How to scale an Image Recogniton API?

Hi all,
So I have deployed a CNN written in Keras, as a Rest Api using flask on render and it works perfectly. I followed this tutorial .(
However I have a few doubts.

In my project, the client side will send a folder of images to get classified. This folder will usually contain ~10,000 images.

How can the client side send 10,000 images as POST requests? I tried running a for loop on a list of images, where every single image is sent as a POST request but this process is very slow.

How can I send Images in batches to the REST API?

I tried reading this ( but it’s a little too advanced for my DevOps skills right now. Is there a simpler solution?

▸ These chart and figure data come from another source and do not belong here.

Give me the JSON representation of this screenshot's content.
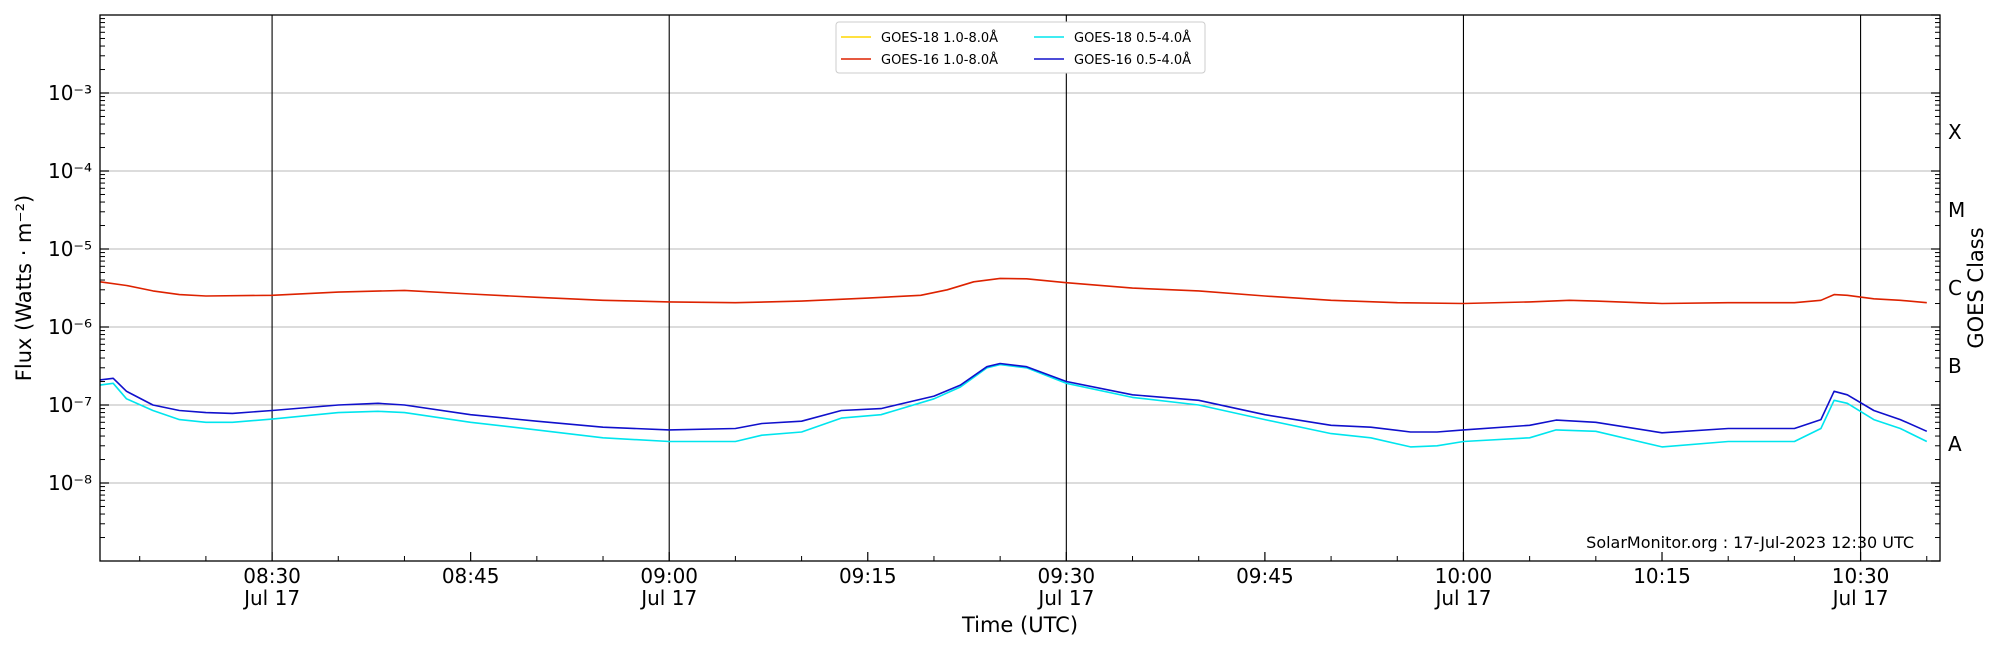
{
  "chart_data": {
    "type": "line",
    "xlabel": "Time (UTC)",
    "ylabel": "Flux (Watts · m⁻²)",
    "ylabel_right": "GOES Class",
    "yscale": "log",
    "ylim": [
      1e-09,
      0.01
    ],
    "xlim": [
      "2023-07-17T08:17",
      "2023-07-17T10:36"
    ],
    "grid": "horizontal",
    "legend_position": "top-center",
    "credit": "SolarMonitor.org : 17-Jul-2023 12:30 UTC",
    "y_tick_labels": [
      {
        "value": 1e-08,
        "label": "10⁻⁸"
      },
      {
        "value": 1e-07,
        "label": "10⁻⁷"
      },
      {
        "value": 1e-06,
        "label": "10⁻⁶"
      },
      {
        "value": 1e-05,
        "label": "10⁻⁵"
      },
      {
        "value": 0.0001,
        "label": "10⁻⁴"
      },
      {
        "value": 0.001,
        "label": "10⁻³"
      }
    ],
    "x_ticks": [
      {
        "time": "2023-07-17T08:30",
        "label": "08:30",
        "sublabel": "Jul 17",
        "vline": true
      },
      {
        "time": "2023-07-17T08:45",
        "label": "08:45",
        "sublabel": "",
        "vline": false
      },
      {
        "time": "2023-07-17T09:00",
        "label": "09:00",
        "sublabel": "Jul 17",
        "vline": true
      },
      {
        "time": "2023-07-17T09:15",
        "label": "09:15",
        "sublabel": "",
        "vline": false
      },
      {
        "time": "2023-07-17T09:30",
        "label": "09:30",
        "sublabel": "Jul 17",
        "vline": true
      },
      {
        "time": "2023-07-17T09:45",
        "label": "09:45",
        "sublabel": "",
        "vline": false
      },
      {
        "time": "2023-07-17T10:00",
        "label": "10:00",
        "sublabel": "Jul 17",
        "vline": true
      },
      {
        "time": "2023-07-17T10:15",
        "label": "10:15",
        "sublabel": "",
        "vline": false
      },
      {
        "time": "2023-07-17T10:30",
        "label": "10:30",
        "sublabel": "Jul 17",
        "vline": true
      }
    ],
    "goes_classes": [
      {
        "label": "A",
        "value": 1e-08
      },
      {
        "label": "B",
        "value": 1e-07
      },
      {
        "label": "C",
        "value": 1e-06
      },
      {
        "label": "M",
        "value": 1e-05
      },
      {
        "label": "X",
        "value": 0.0001
      }
    ],
    "series": [
      {
        "name": "GOES-18 1.0-8.0Å",
        "color": "#ffd700",
        "points": []
      },
      {
        "name": "GOES-16 1.0-8.0Å",
        "color": "#dd2200",
        "points": [
          [
            "08:17",
            3.8e-06
          ],
          [
            "08:19",
            3.4e-06
          ],
          [
            "08:21",
            2.9e-06
          ],
          [
            "08:23",
            2.6e-06
          ],
          [
            "08:25",
            2.5e-06
          ],
          [
            "08:30",
            2.55e-06
          ],
          [
            "08:35",
            2.8e-06
          ],
          [
            "08:40",
            2.95e-06
          ],
          [
            "08:45",
            2.65e-06
          ],
          [
            "08:50",
            2.4e-06
          ],
          [
            "08:55",
            2.2e-06
          ],
          [
            "09:00",
            2.1e-06
          ],
          [
            "09:05",
            2.05e-06
          ],
          [
            "09:10",
            2.15e-06
          ],
          [
            "09:15",
            2.35e-06
          ],
          [
            "09:19",
            2.55e-06
          ],
          [
            "09:21",
            3e-06
          ],
          [
            "09:23",
            3.8e-06
          ],
          [
            "09:25",
            4.2e-06
          ],
          [
            "09:27",
            4.15e-06
          ],
          [
            "09:30",
            3.7e-06
          ],
          [
            "09:35",
            3.15e-06
          ],
          [
            "09:40",
            2.9e-06
          ],
          [
            "09:45",
            2.5e-06
          ],
          [
            "09:50",
            2.2e-06
          ],
          [
            "09:55",
            2.05e-06
          ],
          [
            "10:00",
            2e-06
          ],
          [
            "10:05",
            2.1e-06
          ],
          [
            "10:08",
            2.2e-06
          ],
          [
            "10:10",
            2.15e-06
          ],
          [
            "10:15",
            2e-06
          ],
          [
            "10:20",
            2.05e-06
          ],
          [
            "10:25",
            2.05e-06
          ],
          [
            "10:27",
            2.2e-06
          ],
          [
            "10:28",
            2.6e-06
          ],
          [
            "10:29",
            2.55e-06
          ],
          [
            "10:31",
            2.3e-06
          ],
          [
            "10:33",
            2.2e-06
          ],
          [
            "10:35",
            2.05e-06
          ]
        ]
      },
      {
        "name": "GOES-18 0.5-4.0Å",
        "color": "#00e5ee",
        "points": [
          [
            "08:17",
            1.8e-07
          ],
          [
            "08:18",
            1.9e-07
          ],
          [
            "08:19",
            1.2e-07
          ],
          [
            "08:21",
            8.5e-08
          ],
          [
            "08:23",
            6.5e-08
          ],
          [
            "08:25",
            6e-08
          ],
          [
            "08:27",
            6e-08
          ],
          [
            "08:30",
            6.6e-08
          ],
          [
            "08:35",
            8e-08
          ],
          [
            "08:38",
            8.3e-08
          ],
          [
            "08:40",
            8e-08
          ],
          [
            "08:45",
            6e-08
          ],
          [
            "08:50",
            4.8e-08
          ],
          [
            "08:55",
            3.8e-08
          ],
          [
            "09:00",
            3.4e-08
          ],
          [
            "09:05",
            3.4e-08
          ],
          [
            "09:07",
            4.1e-08
          ],
          [
            "09:10",
            4.5e-08
          ],
          [
            "09:13",
            6.8e-08
          ],
          [
            "09:16",
            7.5e-08
          ],
          [
            "09:20",
            1.2e-07
          ],
          [
            "09:22",
            1.7e-07
          ],
          [
            "09:24",
            3e-07
          ],
          [
            "09:25",
            3.3e-07
          ],
          [
            "09:27",
            3e-07
          ],
          [
            "09:30",
            1.9e-07
          ],
          [
            "09:35",
            1.25e-07
          ],
          [
            "09:40",
            1e-07
          ],
          [
            "09:45",
            6.5e-08
          ],
          [
            "09:50",
            4.3e-08
          ],
          [
            "09:53",
            3.8e-08
          ],
          [
            "09:56",
            2.9e-08
          ],
          [
            "09:58",
            3e-08
          ],
          [
            "10:00",
            3.4e-08
          ],
          [
            "10:05",
            3.8e-08
          ],
          [
            "10:07",
            4.8e-08
          ],
          [
            "10:10",
            4.6e-08
          ],
          [
            "10:15",
            2.9e-08
          ],
          [
            "10:20",
            3.4e-08
          ],
          [
            "10:25",
            3.4e-08
          ],
          [
            "10:27",
            5e-08
          ],
          [
            "10:28",
            1.15e-07
          ],
          [
            "10:29",
            1.05e-07
          ],
          [
            "10:31",
            6.5e-08
          ],
          [
            "10:33",
            5e-08
          ],
          [
            "10:35",
            3.4e-08
          ]
        ]
      },
      {
        "name": "GOES-16 0.5-4.0Å",
        "color": "#1010cc",
        "points": [
          [
            "08:17",
            2.1e-07
          ],
          [
            "08:18",
            2.2e-07
          ],
          [
            "08:19",
            1.5e-07
          ],
          [
            "08:21",
            1e-07
          ],
          [
            "08:23",
            8.5e-08
          ],
          [
            "08:25",
            8e-08
          ],
          [
            "08:27",
            7.8e-08
          ],
          [
            "08:30",
            8.5e-08
          ],
          [
            "08:35",
            1e-07
          ],
          [
            "08:38",
            1.05e-07
          ],
          [
            "08:40",
            1e-07
          ],
          [
            "08:45",
            7.5e-08
          ],
          [
            "08:50",
            6.2e-08
          ],
          [
            "08:55",
            5.2e-08
          ],
          [
            "09:00",
            4.8e-08
          ],
          [
            "09:05",
            5e-08
          ],
          [
            "09:07",
            5.8e-08
          ],
          [
            "09:10",
            6.2e-08
          ],
          [
            "09:13",
            8.5e-08
          ],
          [
            "09:16",
            9e-08
          ],
          [
            "09:20",
            1.3e-07
          ],
          [
            "09:22",
            1.8e-07
          ],
          [
            "09:24",
            3.1e-07
          ],
          [
            "09:25",
            3.4e-07
          ],
          [
            "09:27",
            3.1e-07
          ],
          [
            "09:30",
            2e-07
          ],
          [
            "09:35",
            1.35e-07
          ],
          [
            "09:40",
            1.15e-07
          ],
          [
            "09:45",
            7.5e-08
          ],
          [
            "09:50",
            5.5e-08
          ],
          [
            "09:53",
            5.2e-08
          ],
          [
            "09:56",
            4.5e-08
          ],
          [
            "09:58",
            4.5e-08
          ],
          [
            "10:00",
            4.8e-08
          ],
          [
            "10:05",
            5.5e-08
          ],
          [
            "10:07",
            6.4e-08
          ],
          [
            "10:10",
            6e-08
          ],
          [
            "10:15",
            4.4e-08
          ],
          [
            "10:20",
            5e-08
          ],
          [
            "10:25",
            5e-08
          ],
          [
            "10:27",
            6.5e-08
          ],
          [
            "10:28",
            1.5e-07
          ],
          [
            "10:29",
            1.35e-07
          ],
          [
            "10:31",
            8.5e-08
          ],
          [
            "10:33",
            6.5e-08
          ],
          [
            "10:35",
            4.6e-08
          ]
        ]
      }
    ]
  }
}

I suspect the easiest way to scale this would be to run the AI part in separate processes e.g. multiple flask processes managed by gunicorn/uwsgi/… (I assume you do inference on the CPU). So you could process more images in parallel.

Then you need to solve uploading - as you noticed you won’t get any speed benefit if you just upload one image after another in a single process. In production you may have multiple sources of images to classify so you don’t have to do anything special.

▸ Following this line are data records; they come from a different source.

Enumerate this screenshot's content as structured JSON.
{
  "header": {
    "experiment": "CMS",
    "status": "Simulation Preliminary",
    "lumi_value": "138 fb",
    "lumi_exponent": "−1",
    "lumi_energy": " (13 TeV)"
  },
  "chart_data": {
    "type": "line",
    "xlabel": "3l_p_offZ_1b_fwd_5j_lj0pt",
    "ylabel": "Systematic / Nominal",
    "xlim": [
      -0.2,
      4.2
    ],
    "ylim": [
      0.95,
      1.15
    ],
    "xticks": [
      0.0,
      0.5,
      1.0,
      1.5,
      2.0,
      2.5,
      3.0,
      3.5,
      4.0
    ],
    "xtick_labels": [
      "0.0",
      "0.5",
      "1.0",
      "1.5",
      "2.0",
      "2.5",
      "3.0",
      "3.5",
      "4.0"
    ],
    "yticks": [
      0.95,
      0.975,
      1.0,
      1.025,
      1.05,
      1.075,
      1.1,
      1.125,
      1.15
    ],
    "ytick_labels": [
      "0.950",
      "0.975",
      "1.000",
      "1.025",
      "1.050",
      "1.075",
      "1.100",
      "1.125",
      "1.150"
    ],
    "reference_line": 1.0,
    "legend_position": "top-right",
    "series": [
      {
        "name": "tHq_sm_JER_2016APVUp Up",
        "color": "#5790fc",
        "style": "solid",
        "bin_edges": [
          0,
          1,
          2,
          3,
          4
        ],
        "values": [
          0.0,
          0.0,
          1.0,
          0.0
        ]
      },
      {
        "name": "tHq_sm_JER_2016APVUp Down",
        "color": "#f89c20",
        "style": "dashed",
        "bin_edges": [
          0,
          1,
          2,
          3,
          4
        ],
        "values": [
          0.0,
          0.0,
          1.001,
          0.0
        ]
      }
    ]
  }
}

If you have a single process which should submit images for classification ideally you’d use async uploading (httpx library).

Can you share a Github repository (if you are aware of any) from where I can find the basic structure of my API ?

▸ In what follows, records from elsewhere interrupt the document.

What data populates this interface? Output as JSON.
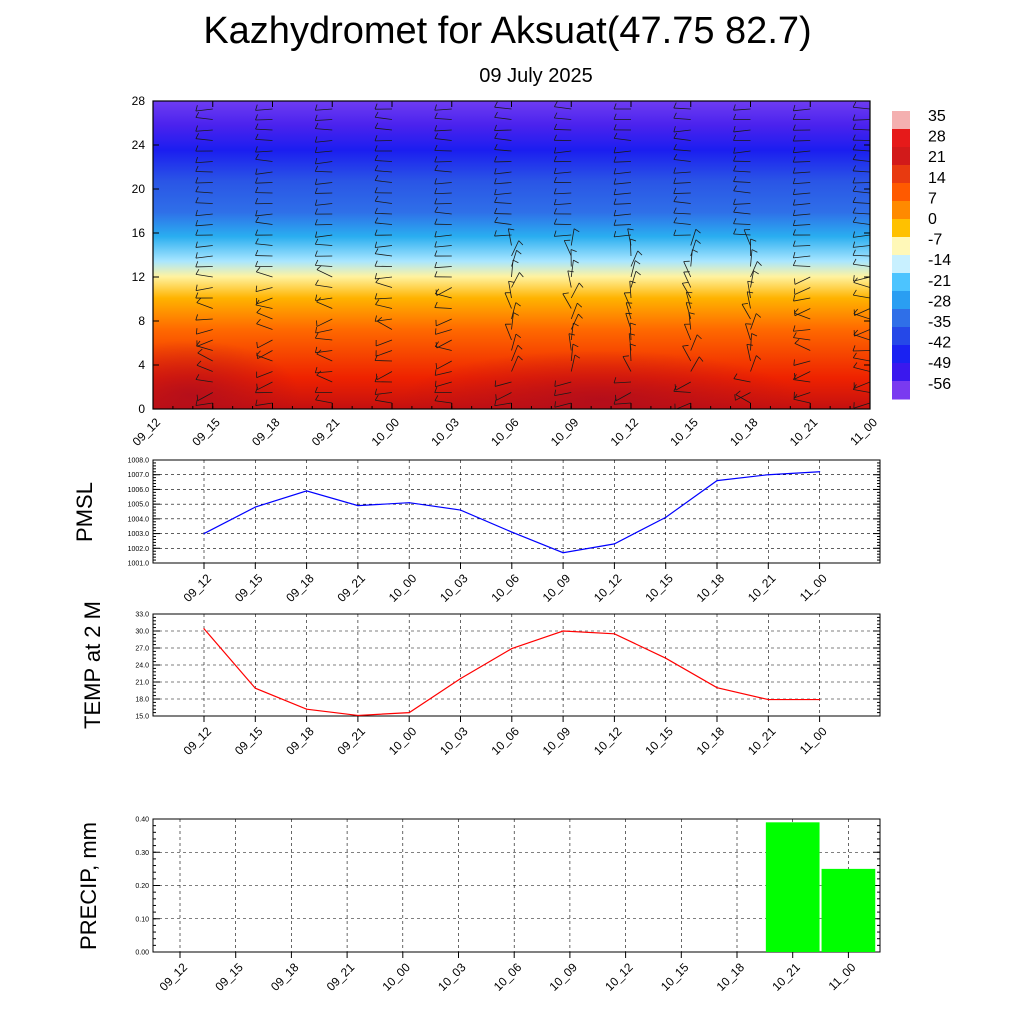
{
  "title": "Kazhydromet for Aksuat(47.75 82.7)",
  "subtitle": "09 July 2025",
  "colors": {
    "pmsl_line": "#0000ff",
    "temp_line": "#ff0000",
    "precip_bar": "#00ff00",
    "grid": "#000000"
  },
  "chart_data": [
    {
      "type": "heatmap",
      "title": "",
      "xlabel": "",
      "ylabel": "",
      "categories": [
        "09_12",
        "09_15",
        "09_18",
        "09_21",
        "10_00",
        "10_03",
        "10_06",
        "10_09",
        "10_12",
        "10_15",
        "10_18",
        "10_21",
        "11_00"
      ],
      "y_ticks": [
        0,
        4,
        8,
        12,
        16,
        20,
        24,
        28
      ],
      "ylim": [
        0,
        28
      ],
      "colorbar": {
        "labels": [
          "35",
          "28",
          "21",
          "14",
          "7",
          "0",
          "-7",
          "-14",
          "-21",
          "-28",
          "-35",
          "-42",
          "-49",
          "-56"
        ],
        "range": [
          -63,
          42
        ]
      },
      "wind_barbs": "shown"
    },
    {
      "type": "line",
      "title": "",
      "ylabel": "PMSL",
      "categories": [
        "09_12",
        "09_15",
        "09_18",
        "09_21",
        "10_00",
        "10_03",
        "10_06",
        "10_09",
        "10_12",
        "10_15",
        "10_18",
        "10_21",
        "11_00"
      ],
      "y_ticks": [
        "1001.0",
        "1002.0",
        "1003.0",
        "1004.0",
        "1005.0",
        "1006.0",
        "1007.0",
        "1008.0"
      ],
      "ylim": [
        1001.0,
        1008.0
      ],
      "grid": true,
      "series": [
        {
          "values": [
            1003.0,
            1004.8,
            1005.9,
            1004.9,
            1005.1,
            1004.6,
            1003.1,
            1001.7,
            1002.3,
            1004.1,
            1006.6,
            1007.0,
            1007.2
          ]
        }
      ]
    },
    {
      "type": "line",
      "title": "",
      "ylabel": "TEMP at 2 M",
      "categories": [
        "09_12",
        "09_15",
        "09_18",
        "09_21",
        "10_00",
        "10_03",
        "10_06",
        "10_09",
        "10_12",
        "10_15",
        "10_18",
        "10_21",
        "11_00"
      ],
      "y_ticks": [
        "15.0",
        "18.0",
        "21.0",
        "24.0",
        "27.0",
        "30.0",
        "33.0"
      ],
      "ylim": [
        15.0,
        33.0
      ],
      "grid": true,
      "series": [
        {
          "values": [
            30.4,
            19.9,
            16.2,
            15.1,
            15.6,
            21.6,
            26.9,
            30.0,
            29.5,
            25.2,
            20.0,
            17.9,
            17.9
          ]
        }
      ]
    },
    {
      "type": "bar",
      "title": "",
      "ylabel": "PRECIP, mm",
      "categories": [
        "09_12",
        "09_15",
        "09_18",
        "09_21",
        "10_00",
        "10_03",
        "10_06",
        "10_09",
        "10_12",
        "10_15",
        "10_18",
        "10_21",
        "11_00"
      ],
      "y_ticks": [
        "0.00",
        "0.10",
        "0.20",
        "0.30",
        "0.40"
      ],
      "ylim": [
        0.0,
        0.4
      ],
      "grid": true,
      "values": [
        0,
        0,
        0,
        0,
        0,
        0,
        0,
        0,
        0,
        0,
        0,
        0.39,
        0.25
      ]
    }
  ]
}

As far as I understand you just scale like any other web app so any flask deployment tutorial with multiple worker processes should be fine. For the client-side submission the httpx docs should tell you everything you need.

(Of course you could also send image batches and use a worker queue like celery/rq to distribute the load but I guess that async uploading should be straight-forward.)

You should try sending them all in JSON as base64 perhaps. That’ll make them all one gigantic request.